Now two events happen that are treated with such subtlety and delicacy that we understand, if we didn't before, how gently Santosh Sivan tells his story. (You may want to see the movie before reading further.) Malli discovers that she is pregnant. And, in an almost inexplicable way, she receives a communication from Vasu's wife. The everyday human life of the farm absorbs her. Then the day of her destiny arrives, and she sets off on her mission.
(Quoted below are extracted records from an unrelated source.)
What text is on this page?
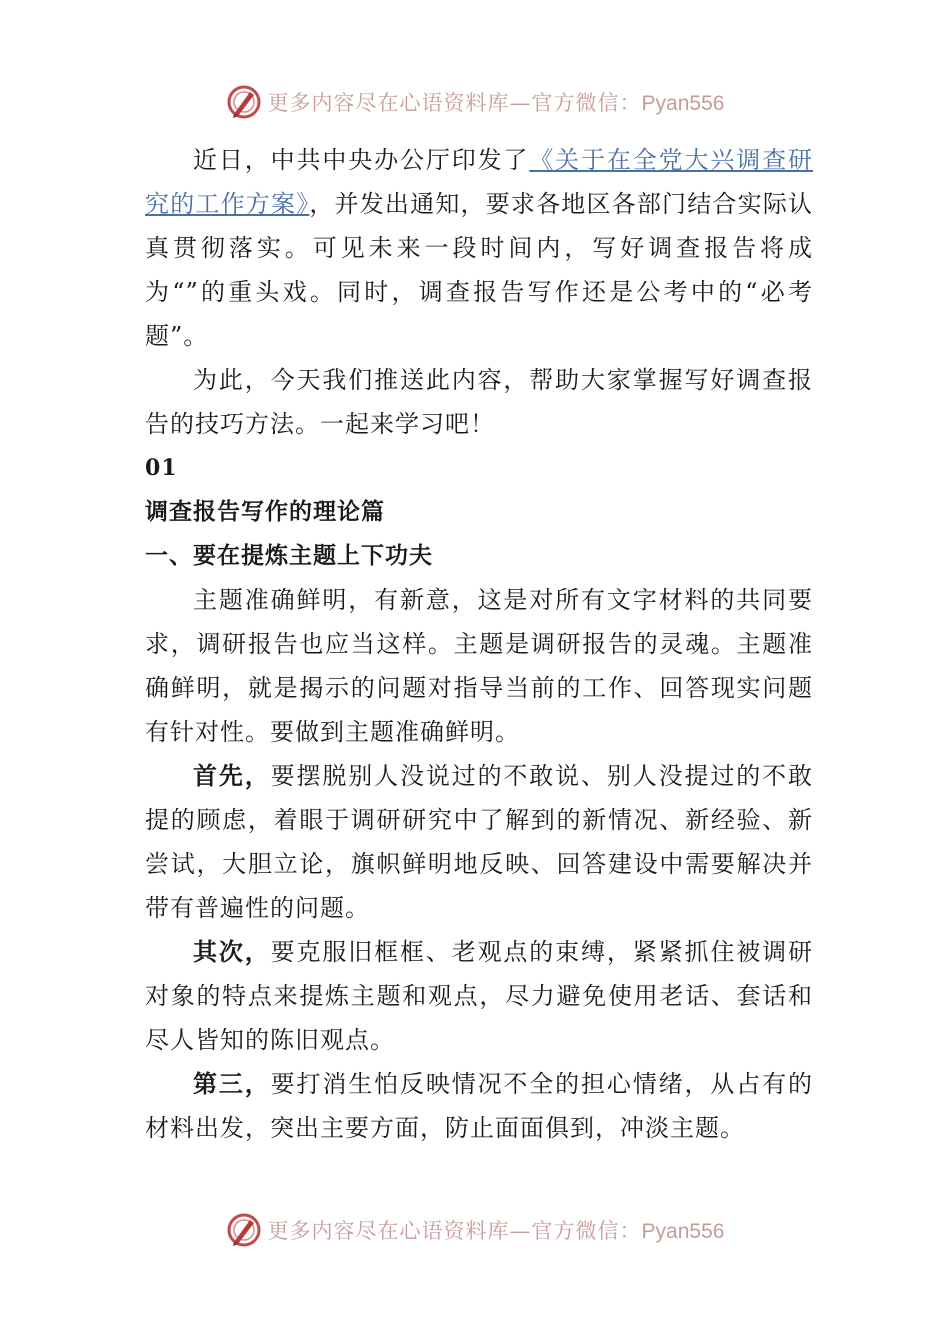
更多内容尽在心语资料库—官方微信：Pyan556

近日，中共中央办公厅印发了《关于在全党大兴调查研究的工作方案》，并发出通知，要求各地区各部门结合实际认真贯彻落实。可见未来一段时间内，写好调查报告将成为“”的重头戏。同时，调查报告写作还是公考中的“必考题”。

为此，今天我们推送此内容，帮助大家掌握写好调查报告的技巧方法。一起来学习吧！

01

调查报告写作的理论篇

一、要在提炼主题上下功夫

主题准确鲜明，有新意，这是对所有文字材料的共同要求，调研报告也应当这样。主题是调研报告的灵魂。主题准确鲜明，就是揭示的问题对指导当前的工作、回答现实问题有针对性。要做到主题准确鲜明。

首先，要摆脱别人没说过的不敢说、别人没提过的不敢提的顾虑，着眼于调研研究中了解到的新情况、新经验、新尝试，大胆立论，旗帜鲜明地反映、回答建设中需要解决并带有普遍性的问题。

其次，要克服旧框框、老观点的束缚，紧紧抓住被调研对象的特点来提炼主题和观点，尽力避免使用老话、套话和尽人皆知的陈旧观点。

第三，要打消生怕反映情况不全的担心情绪，从占有的材料出发，突出主要方面，防止面面俱到，冲淡主题。

更多内容尽在心语资料库—官方微信：Pyan556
Does she detonate the bomb? Does she succeed in killing the politician? In real life, Rajiv Gandhi and his assassin were killed. But The Terrorist is not the story of that event and must find its own conclusion. It finds, I think, the only conclusion that it can, but do not conclude that you therefore know what that must be.
Santosh Sivan, the director, is one of India's most successful cinematographers, a master of the color, dance, and music of Bollywood; he shot Gurinder Chadha's Bride and Prejudice. He is also a thoughtful and quixotic person whose Web site, santoshsivan.com, involves technique, wit, and philosophy. He made The Terrorist in seventeen days on a budget of $25,000, using mostly non-actors, although the beautiful Ayesha Dharker later won a role in Star Wars: Episode II-Attack of the Clones and starred in Bombay Dreams in London and New York.